グイの言葉の発達

 図書館の2歳児向けクラスの最終回。スピーチセラピストがゲストだった。会も終わりになろうかという頃になって、セラピストと話す順番が来た。
 「何か相談したいことがある?」と聞かれて、「この子は3番目の子で、格別に心配しているということはないけれども、二ヶ国語を両立させるのが大変だと感じている」という返事をした。この子のすぐ上の5歳になる娘、スコミムスは言葉が遅いように感じたけれども、グイはまだ2歳だし、そんなにしゃべれていなくても”まだ赤ちゃんに毛がはえた程度なんだから”言葉が少なくて心配ということはなかった。むしろ、「おかーちゃーん」「食べたいよー」なんてしっかり主張してくれちゃって、生意気=順調な発達、と理解していた。
 ところがセラピストが、この子が使いこなす言葉は何語かと尋ねるので、「さあ、日本語で10語、英語だったら、今日"No!"と言っているのを目撃したくらいかな」と答えたら、「それは少ない。もちろん幼児の発達にはいろいろと幅があるものだけれども300語くらいはほしいところ」とのこと。さ、さんびゃくですか?
 そこで、ふむー、本当にしゃべれる言葉(言われて理解できる言葉ではなくて、本人の口からでる言葉)は何語あるだろうかと振り返ってみることにした。
 2歳の誕生日を迎えたばかりの今の時点で、英語は8語。Hi! Hello! Yay! Uh-oh! No! Thank you! Bye-bye! Yummy!
 日本語は、まま、おかあちゃん、おとうたん、りょうたん、○○ちゃん(ティラノ)、△△ちゃん(スコミムス)、はい、あいやとう(有難う)、じゅーちゅ(ジュース)、かまご(たまご)、ちょうだい、たべう(食べる)、たべたいよー、おいちい(おいしい)、おもたい、ちゃむい(寒い)、あっち(熱い)、いたい、ねむい、だめー、かーいーねー(かわいい)、たんぽん(たんぽぽ)、じょーちゃん(象さん)、かば、かめ、ぐわっぐわっ(あひる)、わんわん(犬)、にゃおー(猫)、ぽぽたん(ぽぽちゃん)、みっぴー(ミッフィ−)、ちちぽー(アメリカのアニメ、64 Zoo Lane)、おっふお(お風呂)、くちゅ(くつ)、おむちゅ(おむつ)、あんちん(うんち)、ばいばい、しっちゅえい(失礼)、なあに(何?)、だいっちよ(大好きよ)、いく(行く)、ちょっと、はみやき(歯磨きまたは歯ブラシ)、おっちゃった(落ちちゃった)、とってよー(取ってよ)、あかない(履けない、開けられない)、みえない(見えない)、おかえいー(お帰りなさい)ちゃちぇい(シャッセイ)のざっと40語ほど。あら、意外としゃべれるのね。

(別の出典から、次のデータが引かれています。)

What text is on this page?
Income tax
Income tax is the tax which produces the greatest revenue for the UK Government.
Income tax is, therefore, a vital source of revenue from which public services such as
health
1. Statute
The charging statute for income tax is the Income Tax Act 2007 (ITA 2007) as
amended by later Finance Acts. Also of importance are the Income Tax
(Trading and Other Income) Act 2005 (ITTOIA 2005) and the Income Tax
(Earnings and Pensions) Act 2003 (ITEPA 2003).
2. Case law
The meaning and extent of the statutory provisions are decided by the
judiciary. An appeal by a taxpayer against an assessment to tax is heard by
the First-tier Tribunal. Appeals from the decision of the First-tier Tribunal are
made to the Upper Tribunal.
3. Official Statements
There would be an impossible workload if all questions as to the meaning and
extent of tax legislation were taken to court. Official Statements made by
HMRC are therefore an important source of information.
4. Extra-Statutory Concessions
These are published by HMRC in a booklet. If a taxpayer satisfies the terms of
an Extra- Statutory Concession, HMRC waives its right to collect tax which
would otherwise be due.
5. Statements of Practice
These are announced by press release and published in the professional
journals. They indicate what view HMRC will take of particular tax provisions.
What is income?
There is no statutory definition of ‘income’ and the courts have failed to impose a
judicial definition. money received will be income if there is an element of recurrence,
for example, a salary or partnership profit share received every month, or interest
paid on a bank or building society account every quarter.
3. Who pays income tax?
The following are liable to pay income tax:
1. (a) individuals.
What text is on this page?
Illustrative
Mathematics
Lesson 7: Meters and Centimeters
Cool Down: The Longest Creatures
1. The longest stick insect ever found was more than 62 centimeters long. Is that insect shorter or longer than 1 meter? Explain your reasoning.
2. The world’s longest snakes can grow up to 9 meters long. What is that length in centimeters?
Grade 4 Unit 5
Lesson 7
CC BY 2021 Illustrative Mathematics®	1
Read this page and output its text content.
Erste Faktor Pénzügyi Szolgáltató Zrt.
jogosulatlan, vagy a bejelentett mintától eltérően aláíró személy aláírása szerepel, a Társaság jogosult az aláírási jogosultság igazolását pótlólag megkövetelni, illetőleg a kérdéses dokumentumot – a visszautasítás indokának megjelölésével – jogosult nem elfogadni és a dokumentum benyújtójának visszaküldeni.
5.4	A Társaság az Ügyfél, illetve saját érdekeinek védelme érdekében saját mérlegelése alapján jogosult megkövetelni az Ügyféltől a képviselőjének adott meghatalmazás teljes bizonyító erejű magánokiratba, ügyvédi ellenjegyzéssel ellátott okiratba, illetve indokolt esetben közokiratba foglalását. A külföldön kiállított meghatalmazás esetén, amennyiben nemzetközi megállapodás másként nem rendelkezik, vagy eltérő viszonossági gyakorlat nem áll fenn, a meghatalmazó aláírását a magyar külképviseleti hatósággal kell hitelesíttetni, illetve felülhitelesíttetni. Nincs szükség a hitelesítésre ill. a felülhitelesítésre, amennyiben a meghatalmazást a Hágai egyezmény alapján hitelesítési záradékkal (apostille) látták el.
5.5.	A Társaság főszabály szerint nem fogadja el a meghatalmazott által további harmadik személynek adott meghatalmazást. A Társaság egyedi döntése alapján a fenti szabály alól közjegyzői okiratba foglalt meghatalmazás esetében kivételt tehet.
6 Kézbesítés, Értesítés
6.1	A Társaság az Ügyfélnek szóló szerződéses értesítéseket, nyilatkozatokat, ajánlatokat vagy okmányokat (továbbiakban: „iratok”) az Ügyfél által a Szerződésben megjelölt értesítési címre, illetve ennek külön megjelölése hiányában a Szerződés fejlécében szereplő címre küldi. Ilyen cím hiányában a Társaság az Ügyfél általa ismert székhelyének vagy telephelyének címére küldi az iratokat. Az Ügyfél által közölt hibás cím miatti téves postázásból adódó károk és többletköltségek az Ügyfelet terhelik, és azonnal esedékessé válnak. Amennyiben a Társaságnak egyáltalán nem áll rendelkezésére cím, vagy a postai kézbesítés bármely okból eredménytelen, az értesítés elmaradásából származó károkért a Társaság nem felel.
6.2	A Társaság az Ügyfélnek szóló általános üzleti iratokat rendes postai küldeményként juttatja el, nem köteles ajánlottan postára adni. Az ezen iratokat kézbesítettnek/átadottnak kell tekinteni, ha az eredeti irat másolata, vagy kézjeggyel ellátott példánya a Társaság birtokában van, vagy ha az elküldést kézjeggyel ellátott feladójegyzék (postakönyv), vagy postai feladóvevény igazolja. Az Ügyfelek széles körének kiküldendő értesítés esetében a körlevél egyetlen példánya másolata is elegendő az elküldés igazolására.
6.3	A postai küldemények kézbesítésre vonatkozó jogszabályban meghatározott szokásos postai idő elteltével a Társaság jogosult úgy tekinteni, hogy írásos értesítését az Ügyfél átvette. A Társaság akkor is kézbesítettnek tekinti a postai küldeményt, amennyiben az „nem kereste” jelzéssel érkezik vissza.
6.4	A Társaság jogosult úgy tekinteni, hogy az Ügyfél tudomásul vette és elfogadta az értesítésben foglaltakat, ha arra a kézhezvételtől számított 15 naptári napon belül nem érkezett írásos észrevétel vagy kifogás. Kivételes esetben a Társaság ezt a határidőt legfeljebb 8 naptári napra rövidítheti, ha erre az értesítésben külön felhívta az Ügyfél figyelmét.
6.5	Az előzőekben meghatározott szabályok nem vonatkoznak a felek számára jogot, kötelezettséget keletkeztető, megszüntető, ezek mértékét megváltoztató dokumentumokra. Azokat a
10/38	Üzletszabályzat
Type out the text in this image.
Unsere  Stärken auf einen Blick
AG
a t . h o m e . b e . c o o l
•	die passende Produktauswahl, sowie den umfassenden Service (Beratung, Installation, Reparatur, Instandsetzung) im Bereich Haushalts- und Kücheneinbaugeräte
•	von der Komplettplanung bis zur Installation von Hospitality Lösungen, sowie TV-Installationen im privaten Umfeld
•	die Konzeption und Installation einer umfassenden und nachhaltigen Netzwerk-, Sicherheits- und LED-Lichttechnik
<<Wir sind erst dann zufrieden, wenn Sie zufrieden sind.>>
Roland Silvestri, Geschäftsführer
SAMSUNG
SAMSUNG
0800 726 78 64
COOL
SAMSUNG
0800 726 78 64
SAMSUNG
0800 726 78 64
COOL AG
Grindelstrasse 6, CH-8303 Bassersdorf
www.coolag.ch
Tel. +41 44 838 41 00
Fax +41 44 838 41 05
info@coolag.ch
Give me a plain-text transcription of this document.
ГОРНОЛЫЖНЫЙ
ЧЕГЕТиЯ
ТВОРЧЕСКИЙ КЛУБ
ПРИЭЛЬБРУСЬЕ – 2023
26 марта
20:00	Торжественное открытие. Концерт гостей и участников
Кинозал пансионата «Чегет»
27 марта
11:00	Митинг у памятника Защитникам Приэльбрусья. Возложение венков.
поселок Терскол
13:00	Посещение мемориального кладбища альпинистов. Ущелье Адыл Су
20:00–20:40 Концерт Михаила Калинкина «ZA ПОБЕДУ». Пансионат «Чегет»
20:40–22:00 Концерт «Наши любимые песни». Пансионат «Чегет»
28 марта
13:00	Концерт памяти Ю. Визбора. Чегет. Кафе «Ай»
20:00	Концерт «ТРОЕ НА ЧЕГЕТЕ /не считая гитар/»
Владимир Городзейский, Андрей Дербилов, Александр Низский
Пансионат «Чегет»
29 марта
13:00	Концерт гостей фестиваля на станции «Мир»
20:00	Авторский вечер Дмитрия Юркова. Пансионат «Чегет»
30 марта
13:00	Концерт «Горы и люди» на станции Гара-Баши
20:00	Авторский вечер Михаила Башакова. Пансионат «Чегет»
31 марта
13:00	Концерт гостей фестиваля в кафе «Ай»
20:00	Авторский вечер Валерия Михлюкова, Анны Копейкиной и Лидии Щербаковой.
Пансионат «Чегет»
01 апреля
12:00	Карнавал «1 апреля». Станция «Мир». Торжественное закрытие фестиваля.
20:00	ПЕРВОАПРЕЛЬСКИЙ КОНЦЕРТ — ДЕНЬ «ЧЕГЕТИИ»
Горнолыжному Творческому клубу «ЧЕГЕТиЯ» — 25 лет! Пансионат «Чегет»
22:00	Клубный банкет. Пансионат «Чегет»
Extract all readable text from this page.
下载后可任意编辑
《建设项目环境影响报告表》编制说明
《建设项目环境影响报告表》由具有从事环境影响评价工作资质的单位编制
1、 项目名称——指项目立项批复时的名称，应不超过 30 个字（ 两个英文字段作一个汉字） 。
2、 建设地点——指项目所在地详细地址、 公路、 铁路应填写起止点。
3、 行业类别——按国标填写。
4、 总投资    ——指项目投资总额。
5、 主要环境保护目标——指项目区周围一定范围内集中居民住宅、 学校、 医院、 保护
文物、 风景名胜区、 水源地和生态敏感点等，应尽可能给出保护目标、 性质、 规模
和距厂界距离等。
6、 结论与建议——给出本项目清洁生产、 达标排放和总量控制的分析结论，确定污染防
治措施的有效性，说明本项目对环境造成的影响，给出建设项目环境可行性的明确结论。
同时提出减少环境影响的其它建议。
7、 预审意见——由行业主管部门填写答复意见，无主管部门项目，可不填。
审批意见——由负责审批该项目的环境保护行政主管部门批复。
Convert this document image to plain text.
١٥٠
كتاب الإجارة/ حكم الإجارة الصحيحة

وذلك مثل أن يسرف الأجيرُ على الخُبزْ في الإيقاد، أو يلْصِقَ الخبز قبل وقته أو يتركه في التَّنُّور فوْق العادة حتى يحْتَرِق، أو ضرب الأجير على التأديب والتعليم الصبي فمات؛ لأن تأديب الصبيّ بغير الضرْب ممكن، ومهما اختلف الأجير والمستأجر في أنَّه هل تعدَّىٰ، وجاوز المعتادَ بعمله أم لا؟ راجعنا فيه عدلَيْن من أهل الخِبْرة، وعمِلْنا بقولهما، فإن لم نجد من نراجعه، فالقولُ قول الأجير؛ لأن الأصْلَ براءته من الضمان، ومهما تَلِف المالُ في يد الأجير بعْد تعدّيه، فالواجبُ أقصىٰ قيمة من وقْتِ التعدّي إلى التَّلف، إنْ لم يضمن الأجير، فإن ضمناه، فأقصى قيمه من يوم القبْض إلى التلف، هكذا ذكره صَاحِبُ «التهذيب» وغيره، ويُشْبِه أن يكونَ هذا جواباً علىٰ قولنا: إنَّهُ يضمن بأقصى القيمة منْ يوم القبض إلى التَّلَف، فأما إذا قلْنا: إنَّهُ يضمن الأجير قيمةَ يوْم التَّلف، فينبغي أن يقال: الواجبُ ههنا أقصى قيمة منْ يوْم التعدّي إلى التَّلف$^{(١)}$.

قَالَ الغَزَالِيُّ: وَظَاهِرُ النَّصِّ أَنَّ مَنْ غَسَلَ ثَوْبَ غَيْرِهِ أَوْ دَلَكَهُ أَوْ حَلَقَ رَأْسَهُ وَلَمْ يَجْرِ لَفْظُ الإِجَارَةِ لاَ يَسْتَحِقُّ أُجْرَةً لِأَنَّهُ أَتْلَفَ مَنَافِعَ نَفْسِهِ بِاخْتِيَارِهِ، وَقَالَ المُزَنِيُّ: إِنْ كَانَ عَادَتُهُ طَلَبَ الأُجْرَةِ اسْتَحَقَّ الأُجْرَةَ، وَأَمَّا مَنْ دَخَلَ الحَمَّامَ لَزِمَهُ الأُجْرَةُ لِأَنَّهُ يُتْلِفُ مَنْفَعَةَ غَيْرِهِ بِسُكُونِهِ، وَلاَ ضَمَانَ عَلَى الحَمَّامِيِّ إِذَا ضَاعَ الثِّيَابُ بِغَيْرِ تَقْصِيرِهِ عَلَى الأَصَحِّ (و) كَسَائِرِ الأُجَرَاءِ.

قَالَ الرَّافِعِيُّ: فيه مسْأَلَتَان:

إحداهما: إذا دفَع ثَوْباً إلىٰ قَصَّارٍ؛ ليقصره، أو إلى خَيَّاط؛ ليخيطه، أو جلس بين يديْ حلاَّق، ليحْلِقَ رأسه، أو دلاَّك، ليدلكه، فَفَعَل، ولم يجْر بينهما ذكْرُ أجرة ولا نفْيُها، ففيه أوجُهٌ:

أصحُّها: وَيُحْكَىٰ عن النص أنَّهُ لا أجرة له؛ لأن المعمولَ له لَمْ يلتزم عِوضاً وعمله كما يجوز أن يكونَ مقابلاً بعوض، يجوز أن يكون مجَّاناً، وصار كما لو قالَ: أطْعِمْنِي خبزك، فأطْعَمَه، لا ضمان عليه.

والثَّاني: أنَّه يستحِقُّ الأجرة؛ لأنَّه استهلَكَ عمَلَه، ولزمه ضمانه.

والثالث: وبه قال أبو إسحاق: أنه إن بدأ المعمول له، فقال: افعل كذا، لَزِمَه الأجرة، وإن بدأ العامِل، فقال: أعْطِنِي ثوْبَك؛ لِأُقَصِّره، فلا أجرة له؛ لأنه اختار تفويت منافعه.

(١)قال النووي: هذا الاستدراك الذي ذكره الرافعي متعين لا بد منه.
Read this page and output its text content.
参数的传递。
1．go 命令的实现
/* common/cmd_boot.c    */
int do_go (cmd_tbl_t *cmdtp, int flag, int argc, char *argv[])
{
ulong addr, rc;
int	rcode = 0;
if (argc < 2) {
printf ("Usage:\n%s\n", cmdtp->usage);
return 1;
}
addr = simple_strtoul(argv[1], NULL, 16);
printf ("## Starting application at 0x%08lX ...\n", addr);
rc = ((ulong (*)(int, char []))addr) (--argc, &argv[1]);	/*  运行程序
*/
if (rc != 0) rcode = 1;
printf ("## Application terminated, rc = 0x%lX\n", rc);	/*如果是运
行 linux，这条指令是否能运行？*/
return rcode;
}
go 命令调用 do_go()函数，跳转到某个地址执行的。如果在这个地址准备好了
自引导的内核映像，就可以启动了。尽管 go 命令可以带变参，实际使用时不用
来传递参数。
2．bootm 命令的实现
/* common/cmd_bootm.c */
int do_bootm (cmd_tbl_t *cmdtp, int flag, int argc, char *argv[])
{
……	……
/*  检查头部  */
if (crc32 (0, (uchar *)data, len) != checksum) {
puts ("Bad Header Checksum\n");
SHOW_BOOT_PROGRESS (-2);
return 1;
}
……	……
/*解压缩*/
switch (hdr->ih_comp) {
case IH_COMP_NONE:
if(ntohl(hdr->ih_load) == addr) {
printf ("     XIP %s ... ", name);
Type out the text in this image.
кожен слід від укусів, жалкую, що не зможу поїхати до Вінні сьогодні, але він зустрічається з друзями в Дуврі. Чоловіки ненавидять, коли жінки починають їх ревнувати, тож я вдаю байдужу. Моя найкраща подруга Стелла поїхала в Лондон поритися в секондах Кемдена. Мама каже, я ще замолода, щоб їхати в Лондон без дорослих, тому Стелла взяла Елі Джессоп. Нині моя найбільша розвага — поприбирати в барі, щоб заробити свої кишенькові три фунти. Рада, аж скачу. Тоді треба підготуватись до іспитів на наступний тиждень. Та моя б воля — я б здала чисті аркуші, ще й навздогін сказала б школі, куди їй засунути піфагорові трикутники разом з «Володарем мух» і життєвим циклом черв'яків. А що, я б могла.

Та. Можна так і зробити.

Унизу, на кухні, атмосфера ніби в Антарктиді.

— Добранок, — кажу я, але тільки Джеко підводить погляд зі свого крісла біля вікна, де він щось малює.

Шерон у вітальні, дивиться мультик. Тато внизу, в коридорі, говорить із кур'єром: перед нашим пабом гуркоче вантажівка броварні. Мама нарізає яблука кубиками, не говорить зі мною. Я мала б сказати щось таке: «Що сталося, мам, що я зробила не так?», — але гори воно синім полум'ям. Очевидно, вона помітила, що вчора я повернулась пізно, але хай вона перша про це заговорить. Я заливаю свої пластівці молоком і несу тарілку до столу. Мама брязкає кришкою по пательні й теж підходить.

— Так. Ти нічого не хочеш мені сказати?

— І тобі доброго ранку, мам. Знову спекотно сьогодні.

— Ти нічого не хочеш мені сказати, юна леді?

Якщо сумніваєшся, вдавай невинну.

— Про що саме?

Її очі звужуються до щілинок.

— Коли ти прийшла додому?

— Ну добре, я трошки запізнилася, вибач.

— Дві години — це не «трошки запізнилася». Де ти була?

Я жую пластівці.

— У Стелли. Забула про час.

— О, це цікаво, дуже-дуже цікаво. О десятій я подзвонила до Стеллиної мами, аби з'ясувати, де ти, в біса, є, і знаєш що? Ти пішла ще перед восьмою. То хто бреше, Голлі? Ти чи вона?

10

 これだけ言えたら大したものじゃないの、と思うのは海外生活4年半で感覚が鈍っていて、同じ年頃の日本の子供と比べることもないせいなのかな。セラピストの人にはエバリュエーションを勧められてしまった。そして、「この子の年ならセラピストが自宅を訪問してセラピーを施してくれるわよ、無料で」という情報までついてきた。あら、この子は「治療」が必要なほど遅れているというわけですか〜。
 びっくりしたので、思わず反省して、ふだんより余計に絵本を読んだり、しらじらしくも「これは赤よー、これは黄色っていうのよー」なんて話し掛けてみたりしたけれども、あっという間に母子とも飽きて、疲れてしまった。スコミムスの迎えに行った際に、ESLのミセス・イテーヨに会えたので、キンダーガーテン入園時点でスコミムスは「入園のレベルに達していない」と言い切った彼女が、現在のスコミムスをどう見ているか聞いてみた。スコミムスが今でもまだ学年の中で遅れているほうならば、グイには早めに対策したほうがいいかなってことで。先生の見解ではスコミムスは全く問題がなく、ここ2,3週間はめきめきとおしゃべりになって見違えるようだという。2歳のグイに関しても、「こどもはそれぞれのペースで発達するのだから、もう少し様子をみればいいんじゃないの?まだ2歳になったばかりでしょう」という、彼女にしては温和な反応が返ってきた。